Long-term prospective study of the effect of ursodeoxycholic acid on cystic fibrosis-related liver disease

Abstract

Goals: To evaluate the efficacy of UDCA in arresting the progression of the early multifocal hepatic lesion to overt CF-related NBC.

Background: Focal biliary cirrhosis is an early hepatic pathologic change related to the ion transport defect in cystic fibrosis. The factors involved in the progression of focal to nodular biliary cirrhosis are not clear. Ursodeoxycholic--a hydrophilic, nontoxic, choleretic, and hepatoprotective exogenous bile acid--has been reported to be effective in the management of cholestatic liver disease.

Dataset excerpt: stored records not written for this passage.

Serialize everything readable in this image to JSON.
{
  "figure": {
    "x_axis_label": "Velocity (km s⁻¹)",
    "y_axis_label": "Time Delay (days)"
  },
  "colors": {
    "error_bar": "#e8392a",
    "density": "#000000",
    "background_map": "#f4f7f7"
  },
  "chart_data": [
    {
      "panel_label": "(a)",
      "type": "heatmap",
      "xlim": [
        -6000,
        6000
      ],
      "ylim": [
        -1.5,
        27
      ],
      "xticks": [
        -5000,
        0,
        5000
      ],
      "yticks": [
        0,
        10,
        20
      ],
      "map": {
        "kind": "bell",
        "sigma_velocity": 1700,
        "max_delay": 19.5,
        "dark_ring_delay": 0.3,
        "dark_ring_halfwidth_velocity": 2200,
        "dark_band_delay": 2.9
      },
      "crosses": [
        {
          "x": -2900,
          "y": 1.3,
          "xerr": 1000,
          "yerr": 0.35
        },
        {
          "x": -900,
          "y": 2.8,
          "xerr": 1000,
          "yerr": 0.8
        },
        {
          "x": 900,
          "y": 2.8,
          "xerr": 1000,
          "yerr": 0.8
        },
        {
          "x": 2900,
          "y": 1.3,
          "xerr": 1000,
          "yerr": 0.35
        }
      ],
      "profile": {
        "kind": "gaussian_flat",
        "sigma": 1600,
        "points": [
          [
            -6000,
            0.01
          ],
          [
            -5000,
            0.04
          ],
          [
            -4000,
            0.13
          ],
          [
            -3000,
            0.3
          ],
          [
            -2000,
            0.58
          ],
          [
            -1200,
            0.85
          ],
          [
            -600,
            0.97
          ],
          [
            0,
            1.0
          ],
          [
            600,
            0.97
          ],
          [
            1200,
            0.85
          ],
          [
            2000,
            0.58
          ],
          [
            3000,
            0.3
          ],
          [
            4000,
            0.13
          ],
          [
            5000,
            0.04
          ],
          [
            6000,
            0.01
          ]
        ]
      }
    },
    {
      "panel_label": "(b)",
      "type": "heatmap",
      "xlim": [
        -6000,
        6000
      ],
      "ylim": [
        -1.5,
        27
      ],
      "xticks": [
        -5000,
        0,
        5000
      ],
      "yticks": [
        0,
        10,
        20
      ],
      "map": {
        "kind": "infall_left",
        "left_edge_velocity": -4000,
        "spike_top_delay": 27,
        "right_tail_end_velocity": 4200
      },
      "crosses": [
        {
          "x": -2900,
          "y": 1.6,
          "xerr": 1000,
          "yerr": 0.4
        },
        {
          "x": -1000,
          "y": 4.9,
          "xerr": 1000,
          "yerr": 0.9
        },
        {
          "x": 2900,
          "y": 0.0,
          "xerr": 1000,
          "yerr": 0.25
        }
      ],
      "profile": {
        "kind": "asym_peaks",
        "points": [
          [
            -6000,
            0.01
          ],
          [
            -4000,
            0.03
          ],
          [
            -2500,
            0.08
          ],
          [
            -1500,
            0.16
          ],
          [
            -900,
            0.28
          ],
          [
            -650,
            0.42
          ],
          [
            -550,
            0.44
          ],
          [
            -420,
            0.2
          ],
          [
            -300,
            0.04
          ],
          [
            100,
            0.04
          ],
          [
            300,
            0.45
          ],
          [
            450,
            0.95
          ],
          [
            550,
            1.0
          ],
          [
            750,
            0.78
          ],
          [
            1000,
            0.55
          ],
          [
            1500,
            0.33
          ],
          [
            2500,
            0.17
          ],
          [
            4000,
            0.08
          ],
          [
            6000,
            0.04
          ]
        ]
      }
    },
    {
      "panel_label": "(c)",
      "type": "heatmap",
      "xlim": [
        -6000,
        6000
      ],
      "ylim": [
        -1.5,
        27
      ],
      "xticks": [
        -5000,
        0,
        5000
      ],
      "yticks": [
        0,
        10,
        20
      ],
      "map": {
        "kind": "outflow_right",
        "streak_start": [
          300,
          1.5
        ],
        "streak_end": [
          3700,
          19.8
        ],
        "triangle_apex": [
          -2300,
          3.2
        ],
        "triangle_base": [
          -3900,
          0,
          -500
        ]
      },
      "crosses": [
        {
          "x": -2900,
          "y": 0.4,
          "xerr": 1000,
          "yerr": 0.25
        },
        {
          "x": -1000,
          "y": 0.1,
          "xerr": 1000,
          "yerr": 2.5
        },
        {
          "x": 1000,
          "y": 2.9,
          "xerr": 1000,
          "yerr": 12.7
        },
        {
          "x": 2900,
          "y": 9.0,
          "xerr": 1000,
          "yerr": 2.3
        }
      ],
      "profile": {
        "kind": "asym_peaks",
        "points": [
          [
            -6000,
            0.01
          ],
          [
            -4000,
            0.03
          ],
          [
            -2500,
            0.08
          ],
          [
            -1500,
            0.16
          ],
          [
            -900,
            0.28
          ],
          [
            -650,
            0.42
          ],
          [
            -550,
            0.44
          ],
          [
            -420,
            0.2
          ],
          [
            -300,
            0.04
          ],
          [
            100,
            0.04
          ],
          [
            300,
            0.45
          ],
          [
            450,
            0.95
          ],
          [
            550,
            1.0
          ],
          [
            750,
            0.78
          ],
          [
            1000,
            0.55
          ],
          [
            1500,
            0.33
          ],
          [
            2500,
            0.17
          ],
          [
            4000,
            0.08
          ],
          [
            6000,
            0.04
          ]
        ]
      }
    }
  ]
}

Study: For 10 years at 6-month intervals, 70 individuals with cystic fibrosis (38 men and 32 women; age range, 2--29 years) were examined using hepatosplenomegaly, liver function tests, and ultrasound liver scan. Patients demonstrating evidence of liver involvement at the onset or during the study received ursodeoxycholic acid 20 mg/kg body weight.

Results: After the administration of ursodeoxycholic acid, the progression of nodular biliary cirrhosis ultrasound changes was arrested, hepatic function was preserved, and no variceal bleeding was observed. No case of focal biliary cirrhosis progressed to nodular biliary cirrhosis. Furthermore, the multifocal, multilobular changes suggestive of focal biliary cirrhosis on ultrasound scan were reversed to normal.

Conclusion: Ursodeoxycholic acid is effective in improving cholestasis and hepatic dysfunction in nodular biliary cirrhosis and, also, in reversing the early sonography findings suggestive of focal biliary cirrhosis. It is speculated that ursodeoxycholic acid may prove to affect the natural history of cystic fibrosis-related liver disease.